Злобные слова в адрес покойной бабушки по-настоящему задевали Миру, однако она проглатывала и подобные замечания. Да и что она могла ответить? С раннего детства она слышала разговоры о том, что беременность тяжело далась ее матери, а рождение дочери вместо желанного сына стало настоящим ударом. В первые дни она даже не хотела брать ребенка на руки. Эти разговоры часто вела бабушка с подружками за закрытой дверью, и Мира, которая слышала лишь обрывки, с детства боялась родную мать намного сильнее, чем любила ее. И как Мира ни старалась угодить матери, отношения у них были тягостные.
~3~
Свое свободное время Мира проводила в спальне за рисованием, и после очередного выговора от матери она отправилась наверх и взялась за уголь. Белоснежную страницу Мира рассматривала непривычно долго. Обычно фантазия не подводила, и пальцы Миры едва поспевали за полетом мысли, но сейчас что-то тормозило творческий процесс. Рука зависла в воздухе, и Мира недовольно поморщилась, а потом быстрыми штрихами начала рисовать то, что вполне могло сойти за четкий мужской профиль. Однако она тут же устыдилась собственного наброска и превратила эскиз в горный пейзаж.
Когда в дверь постучали, Мира заканчивала рисунок и в принципе осталась им довольна. Вполне приличная картина, которая не вызовет язвительных вопросов, если кто-то случайно ее увидит.
– Вас зовет госпожа Беллем, – сообщила горничная, которую Мира после повторного стука пригласила войти. – Она внизу.
И зачем она вновь понадобилась матери?
Мира уронила уголь в коробку и вышла в коридор. Уж не предстоит ли ей поездка в магазин за «приличным» нарядом? Будет ли она на сей раз унижена на глазах сотрудниц какого-нибудь роскошного магазина женской одежды? Лучше быть готовой ко всему. Однако, когда Мира легко сбежала по ступенькам лестницы и скользнула в гостиную, она замерла на месте. Мать разговаривала с Люком Шерманом, и к его появлению Мира никак не могла подготовиться.
– Ну наконец-то! Заставляешь себя жда…
Вежливая улыбка матери вдруг испарилась.
– Что у тебя с руками? – ледяным тоном осведомилось она. – Почему они такие грязные?
Мира взглянула на собственные пальцы, черные от угля, и невольно спрятала руки за спиной. Люк тем временем приблизился к ней и протянул вперед ладонь в приветственном жесте.

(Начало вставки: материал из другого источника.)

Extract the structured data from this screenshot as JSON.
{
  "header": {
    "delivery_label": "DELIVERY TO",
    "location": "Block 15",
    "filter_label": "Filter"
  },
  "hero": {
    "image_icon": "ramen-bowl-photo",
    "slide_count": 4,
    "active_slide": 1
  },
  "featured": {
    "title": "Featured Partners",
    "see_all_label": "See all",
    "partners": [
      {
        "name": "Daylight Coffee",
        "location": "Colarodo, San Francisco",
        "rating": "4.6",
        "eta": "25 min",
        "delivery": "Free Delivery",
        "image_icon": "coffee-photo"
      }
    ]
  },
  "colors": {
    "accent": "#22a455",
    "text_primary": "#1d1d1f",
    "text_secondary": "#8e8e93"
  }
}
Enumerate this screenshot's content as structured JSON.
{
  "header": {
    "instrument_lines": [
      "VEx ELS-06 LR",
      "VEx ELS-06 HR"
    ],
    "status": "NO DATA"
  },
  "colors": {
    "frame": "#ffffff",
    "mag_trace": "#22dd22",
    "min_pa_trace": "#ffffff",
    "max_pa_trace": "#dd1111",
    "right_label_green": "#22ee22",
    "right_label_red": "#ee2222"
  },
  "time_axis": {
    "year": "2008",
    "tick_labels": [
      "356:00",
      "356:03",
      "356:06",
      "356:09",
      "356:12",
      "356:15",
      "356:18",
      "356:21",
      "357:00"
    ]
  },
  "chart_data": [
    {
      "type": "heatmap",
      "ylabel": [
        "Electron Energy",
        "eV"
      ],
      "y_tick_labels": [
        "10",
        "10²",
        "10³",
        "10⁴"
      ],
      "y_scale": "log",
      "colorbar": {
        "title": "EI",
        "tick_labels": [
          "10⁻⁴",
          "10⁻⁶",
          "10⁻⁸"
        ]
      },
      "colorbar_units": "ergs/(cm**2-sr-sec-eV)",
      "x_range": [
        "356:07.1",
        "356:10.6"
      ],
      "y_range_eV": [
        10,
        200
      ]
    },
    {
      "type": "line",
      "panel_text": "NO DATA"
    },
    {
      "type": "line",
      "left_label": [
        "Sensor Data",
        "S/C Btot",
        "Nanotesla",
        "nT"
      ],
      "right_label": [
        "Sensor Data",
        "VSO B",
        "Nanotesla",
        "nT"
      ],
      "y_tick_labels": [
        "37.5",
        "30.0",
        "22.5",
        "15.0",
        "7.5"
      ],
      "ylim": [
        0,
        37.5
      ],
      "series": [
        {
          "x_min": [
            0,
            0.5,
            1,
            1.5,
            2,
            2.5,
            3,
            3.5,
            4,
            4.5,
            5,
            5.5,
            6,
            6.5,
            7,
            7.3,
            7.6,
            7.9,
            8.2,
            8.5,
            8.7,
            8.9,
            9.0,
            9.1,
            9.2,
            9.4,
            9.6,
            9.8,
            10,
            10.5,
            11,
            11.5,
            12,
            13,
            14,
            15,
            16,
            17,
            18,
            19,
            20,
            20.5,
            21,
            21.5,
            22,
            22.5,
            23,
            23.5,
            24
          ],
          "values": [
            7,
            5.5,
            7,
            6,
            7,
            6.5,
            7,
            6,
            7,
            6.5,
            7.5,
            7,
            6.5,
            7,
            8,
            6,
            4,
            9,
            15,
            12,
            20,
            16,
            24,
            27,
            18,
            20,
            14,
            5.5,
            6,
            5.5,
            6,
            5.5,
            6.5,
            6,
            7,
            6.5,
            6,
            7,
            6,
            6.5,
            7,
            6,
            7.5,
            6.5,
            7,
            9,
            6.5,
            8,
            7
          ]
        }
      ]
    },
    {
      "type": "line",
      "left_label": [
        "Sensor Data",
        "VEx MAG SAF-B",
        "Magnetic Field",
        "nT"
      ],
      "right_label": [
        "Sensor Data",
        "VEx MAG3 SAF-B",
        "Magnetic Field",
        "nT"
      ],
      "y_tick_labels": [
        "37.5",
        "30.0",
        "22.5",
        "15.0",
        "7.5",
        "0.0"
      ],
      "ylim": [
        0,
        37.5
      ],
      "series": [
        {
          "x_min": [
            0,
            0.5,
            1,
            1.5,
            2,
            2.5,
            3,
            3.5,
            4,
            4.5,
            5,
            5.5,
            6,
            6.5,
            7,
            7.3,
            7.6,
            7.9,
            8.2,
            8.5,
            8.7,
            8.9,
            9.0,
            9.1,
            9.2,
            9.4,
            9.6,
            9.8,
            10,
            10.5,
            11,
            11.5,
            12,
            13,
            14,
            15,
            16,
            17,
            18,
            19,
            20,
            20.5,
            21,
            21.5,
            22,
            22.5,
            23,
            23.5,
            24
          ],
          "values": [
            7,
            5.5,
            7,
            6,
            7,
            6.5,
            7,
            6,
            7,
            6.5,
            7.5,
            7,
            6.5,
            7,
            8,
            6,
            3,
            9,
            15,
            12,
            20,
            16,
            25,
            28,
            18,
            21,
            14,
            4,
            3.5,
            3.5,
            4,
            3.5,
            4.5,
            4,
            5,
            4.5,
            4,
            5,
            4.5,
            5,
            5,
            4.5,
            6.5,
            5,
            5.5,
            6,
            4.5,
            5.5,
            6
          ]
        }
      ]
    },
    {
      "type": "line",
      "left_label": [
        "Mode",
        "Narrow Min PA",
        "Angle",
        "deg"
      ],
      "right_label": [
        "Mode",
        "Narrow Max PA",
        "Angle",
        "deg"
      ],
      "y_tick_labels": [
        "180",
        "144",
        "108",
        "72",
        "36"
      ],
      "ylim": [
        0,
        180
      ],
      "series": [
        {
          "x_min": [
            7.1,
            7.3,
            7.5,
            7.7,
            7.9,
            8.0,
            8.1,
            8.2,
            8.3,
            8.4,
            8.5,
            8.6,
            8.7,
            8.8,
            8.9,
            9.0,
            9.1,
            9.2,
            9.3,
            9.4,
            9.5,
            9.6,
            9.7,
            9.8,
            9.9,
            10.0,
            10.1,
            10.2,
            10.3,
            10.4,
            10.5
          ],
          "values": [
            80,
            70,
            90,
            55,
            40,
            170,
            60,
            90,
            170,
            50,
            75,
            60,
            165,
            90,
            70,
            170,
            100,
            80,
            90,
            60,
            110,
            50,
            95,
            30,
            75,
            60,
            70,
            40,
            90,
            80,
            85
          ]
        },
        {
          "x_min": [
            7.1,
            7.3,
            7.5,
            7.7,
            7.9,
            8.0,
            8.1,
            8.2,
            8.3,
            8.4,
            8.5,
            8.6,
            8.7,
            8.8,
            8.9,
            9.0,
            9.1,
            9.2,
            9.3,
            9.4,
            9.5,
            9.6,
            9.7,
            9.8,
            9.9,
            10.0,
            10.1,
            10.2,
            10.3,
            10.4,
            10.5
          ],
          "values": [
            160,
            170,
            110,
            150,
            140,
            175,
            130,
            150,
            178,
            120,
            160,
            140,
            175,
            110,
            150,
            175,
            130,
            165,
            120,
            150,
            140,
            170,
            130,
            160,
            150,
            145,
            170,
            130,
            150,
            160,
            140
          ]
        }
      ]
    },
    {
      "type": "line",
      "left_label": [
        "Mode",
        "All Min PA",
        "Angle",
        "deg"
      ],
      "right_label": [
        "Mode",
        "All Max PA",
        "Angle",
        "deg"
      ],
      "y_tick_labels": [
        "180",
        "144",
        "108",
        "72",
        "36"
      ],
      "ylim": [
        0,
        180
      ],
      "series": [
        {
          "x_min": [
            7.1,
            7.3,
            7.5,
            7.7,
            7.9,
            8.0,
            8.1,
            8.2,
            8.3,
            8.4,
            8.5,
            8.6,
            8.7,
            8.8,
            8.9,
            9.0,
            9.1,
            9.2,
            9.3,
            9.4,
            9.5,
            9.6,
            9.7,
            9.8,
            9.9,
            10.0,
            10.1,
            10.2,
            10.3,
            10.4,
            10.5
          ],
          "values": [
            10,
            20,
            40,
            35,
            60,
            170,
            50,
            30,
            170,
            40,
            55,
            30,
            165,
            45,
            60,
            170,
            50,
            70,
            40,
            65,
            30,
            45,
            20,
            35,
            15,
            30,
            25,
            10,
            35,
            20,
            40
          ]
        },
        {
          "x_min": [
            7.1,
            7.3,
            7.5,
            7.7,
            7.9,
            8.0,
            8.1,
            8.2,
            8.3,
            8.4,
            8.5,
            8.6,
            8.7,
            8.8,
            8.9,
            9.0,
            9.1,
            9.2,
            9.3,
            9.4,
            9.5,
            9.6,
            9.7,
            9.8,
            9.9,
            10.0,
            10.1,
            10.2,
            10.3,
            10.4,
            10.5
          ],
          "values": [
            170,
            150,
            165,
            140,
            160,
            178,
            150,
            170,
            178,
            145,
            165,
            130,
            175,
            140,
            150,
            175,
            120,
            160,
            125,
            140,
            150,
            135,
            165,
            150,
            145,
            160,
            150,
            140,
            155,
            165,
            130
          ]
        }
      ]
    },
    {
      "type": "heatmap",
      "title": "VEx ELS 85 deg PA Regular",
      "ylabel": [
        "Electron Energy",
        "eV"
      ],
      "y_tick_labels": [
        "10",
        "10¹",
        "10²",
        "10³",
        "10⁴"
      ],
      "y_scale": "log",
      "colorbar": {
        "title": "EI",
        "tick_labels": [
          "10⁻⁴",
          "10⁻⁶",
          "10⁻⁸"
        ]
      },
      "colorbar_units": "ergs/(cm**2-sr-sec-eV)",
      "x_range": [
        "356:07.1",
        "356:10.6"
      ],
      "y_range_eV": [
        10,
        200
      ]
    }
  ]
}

– Я рисовала, – негромко сказала Мира, и так как Люк не изменил своей позы, вложила дрожащие пальцы в его руку.
С легкой улыбкой Люк склонился и быстро поцеловал ее запястье. Мира оторопела на мгновенье, настолько напоказ был сделан этот жест, но она тотчас отогнала недостойные мысли. Люк просто проявил галантность и помог ей справиться с неприятной ситуацией.
Мать все еще хмурилась, когда они заняли места в старинных креслах, однако присутствие гостя явно ее сдерживало.
– Завтра стартует регата, – говорил Люк. Казалось, он один чувствовал себя беззаботно. – Отец велел мне, если придется, умолять вас на коленях, но убедить, чтобы и вы присутствовали.
– Да, мы слышали об этом, но такое скопление людей не для меня. А вот Мирабель будет рада посмотреть.
Люк перевел взгляд на Миру.
– Если не возражаешь, я бы хотел тебя сопровождать. Знаю, что твой отец будет занят. Поедем вместе?
– Правда? Спа… Спасибо!
Пожалуй, ее голос прозвучал чересчур радостно. Мать заметно поморщилась и возвела очи к потолку. К счастью, принесли чай, и Мира вскочила, чтобы помочь горничной. Когда она схватила чашку с серебряного подноса и повернулась к Люку, носок домашней туфельки зацепился за край ковра, и Мира неуклюже покачнулась. Звякнуло блюдце, пальцы Миры обожгло горячим напитком, и с невольным вскриком девушка уронила чашку на пол.
– Мирабель!
– Я… я прошу прощения! – воскликнула Мира, накрывая ладонью покрасневшие пальцы.
Мать резко поднялась и одарила гневным взглядом ни в чем не повинную горничную.
– Уберите здесь. Мы выйдем на террасу. Люк, прошу.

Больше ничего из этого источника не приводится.